I a am using metpy 0.12.0 and I found precipitable water equals to Nan while studying an upper-air observed profile (mpcalc.precipitable_water(Td, P) yields to nan mm). However mpcalc.precipitable_water(Td, P, bottom=P[0], top=P[-3]) returns a true value of precipitable water. Last 3 elements of P and Td seems correct. I have no clue about what happens.

Thanks for your help ! Matthieu, user and huge fan of Metpy !

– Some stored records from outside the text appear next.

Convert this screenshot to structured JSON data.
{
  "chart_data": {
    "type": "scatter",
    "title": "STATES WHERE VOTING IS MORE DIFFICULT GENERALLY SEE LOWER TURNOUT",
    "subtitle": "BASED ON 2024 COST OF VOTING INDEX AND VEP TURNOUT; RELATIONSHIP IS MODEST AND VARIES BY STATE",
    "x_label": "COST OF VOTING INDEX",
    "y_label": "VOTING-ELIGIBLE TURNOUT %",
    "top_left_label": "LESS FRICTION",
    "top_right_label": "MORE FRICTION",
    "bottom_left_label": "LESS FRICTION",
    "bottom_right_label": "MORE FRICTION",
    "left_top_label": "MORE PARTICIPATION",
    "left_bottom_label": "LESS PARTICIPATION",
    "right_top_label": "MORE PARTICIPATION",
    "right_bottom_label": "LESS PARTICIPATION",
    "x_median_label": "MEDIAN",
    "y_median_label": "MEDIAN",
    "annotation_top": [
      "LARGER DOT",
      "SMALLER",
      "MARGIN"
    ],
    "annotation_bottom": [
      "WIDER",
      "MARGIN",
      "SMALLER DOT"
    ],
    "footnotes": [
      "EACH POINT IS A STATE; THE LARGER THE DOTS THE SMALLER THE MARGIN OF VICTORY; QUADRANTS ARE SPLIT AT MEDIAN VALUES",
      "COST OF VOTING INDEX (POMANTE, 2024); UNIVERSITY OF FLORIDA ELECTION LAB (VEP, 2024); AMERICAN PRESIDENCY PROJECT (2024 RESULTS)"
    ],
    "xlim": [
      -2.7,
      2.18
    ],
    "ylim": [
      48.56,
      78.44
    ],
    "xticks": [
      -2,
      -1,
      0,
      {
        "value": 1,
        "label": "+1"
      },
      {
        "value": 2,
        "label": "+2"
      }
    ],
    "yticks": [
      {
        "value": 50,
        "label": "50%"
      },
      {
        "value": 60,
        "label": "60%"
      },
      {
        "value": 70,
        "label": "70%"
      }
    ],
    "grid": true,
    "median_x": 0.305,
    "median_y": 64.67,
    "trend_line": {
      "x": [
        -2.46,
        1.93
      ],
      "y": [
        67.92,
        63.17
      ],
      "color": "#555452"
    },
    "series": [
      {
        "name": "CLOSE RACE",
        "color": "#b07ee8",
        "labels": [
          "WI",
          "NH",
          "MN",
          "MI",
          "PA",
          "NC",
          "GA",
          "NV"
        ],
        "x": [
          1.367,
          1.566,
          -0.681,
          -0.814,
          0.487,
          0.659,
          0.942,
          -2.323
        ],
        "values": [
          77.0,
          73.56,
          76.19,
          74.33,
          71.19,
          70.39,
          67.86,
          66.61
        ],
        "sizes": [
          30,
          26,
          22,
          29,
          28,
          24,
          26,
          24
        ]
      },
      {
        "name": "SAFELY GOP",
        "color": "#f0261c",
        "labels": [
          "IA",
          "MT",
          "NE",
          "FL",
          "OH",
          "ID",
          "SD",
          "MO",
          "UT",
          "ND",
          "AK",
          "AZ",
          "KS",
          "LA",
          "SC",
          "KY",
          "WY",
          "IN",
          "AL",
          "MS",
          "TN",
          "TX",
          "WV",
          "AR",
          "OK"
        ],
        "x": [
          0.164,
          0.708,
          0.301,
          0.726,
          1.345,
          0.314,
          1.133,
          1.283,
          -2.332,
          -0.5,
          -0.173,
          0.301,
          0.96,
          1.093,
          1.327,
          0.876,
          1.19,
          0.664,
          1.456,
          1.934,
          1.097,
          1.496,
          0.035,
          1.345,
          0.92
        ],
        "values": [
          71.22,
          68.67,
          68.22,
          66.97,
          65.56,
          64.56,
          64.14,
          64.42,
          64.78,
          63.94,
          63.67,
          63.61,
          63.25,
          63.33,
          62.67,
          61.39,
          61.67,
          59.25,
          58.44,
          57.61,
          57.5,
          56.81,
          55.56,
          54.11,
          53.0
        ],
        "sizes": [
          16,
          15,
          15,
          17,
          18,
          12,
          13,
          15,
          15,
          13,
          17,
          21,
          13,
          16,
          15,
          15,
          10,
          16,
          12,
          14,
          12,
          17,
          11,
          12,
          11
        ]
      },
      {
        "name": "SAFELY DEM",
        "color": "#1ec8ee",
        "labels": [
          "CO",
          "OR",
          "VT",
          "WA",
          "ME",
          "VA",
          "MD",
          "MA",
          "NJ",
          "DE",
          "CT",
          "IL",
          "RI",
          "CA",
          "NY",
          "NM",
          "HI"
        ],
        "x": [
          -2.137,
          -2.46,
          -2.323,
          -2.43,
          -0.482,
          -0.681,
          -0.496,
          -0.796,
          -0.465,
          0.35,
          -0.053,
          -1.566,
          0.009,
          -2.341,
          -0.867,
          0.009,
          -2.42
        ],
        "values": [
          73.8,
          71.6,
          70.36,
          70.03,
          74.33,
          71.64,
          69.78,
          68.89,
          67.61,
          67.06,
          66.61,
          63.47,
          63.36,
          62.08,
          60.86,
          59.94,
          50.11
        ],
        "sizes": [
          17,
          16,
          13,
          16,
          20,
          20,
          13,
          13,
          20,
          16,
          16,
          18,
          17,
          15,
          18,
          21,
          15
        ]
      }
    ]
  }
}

Enclosed is the vertical profile, p_niv is in Pa, t and td are in K, H which stands for altitude is in m, FF and DD are in m/s and degree.

RS_Bdx.txt

sorelm-mf avatar Jun 01 '20 14:06 sorelm-mf

@sorelm-mf, looking at your example data file, there are lots of pressure values repeated in it. Running with current main branch metpy, yields the following warning and NaN:

one_dimension.py:157: RuntimeWarning: invalid value encountered in true_divide
  var_interp = var[below] + (var[above] - var[below]) * ((x_array - xp[below])
nan millimeter

Using a simple pandas utility to take the first entry of any redundant pressure levels, we get a result of:

15.48365948834233 millimeter

The code

import pandas as pd
from metpy.units import units
from metpy.calc import precipitable_water

df = pd.read_csv("RS_Bdx.txt")
df = df.groupby("p_niv").first().reset_index()
print(precipitable_water(units("pascal") * df['p_niv'].values, units('degK') * df['td'].values))

akrherz avatar Jul 13 '21 18:07 akrherz

I'm still wondering if we could have better behavior here, or at least how we compare to np.interp. Would be good to ensure we're at least matching their behavior in this case.

Would be a good time for us to wade into the waters of using Hypothesis for testing (#743).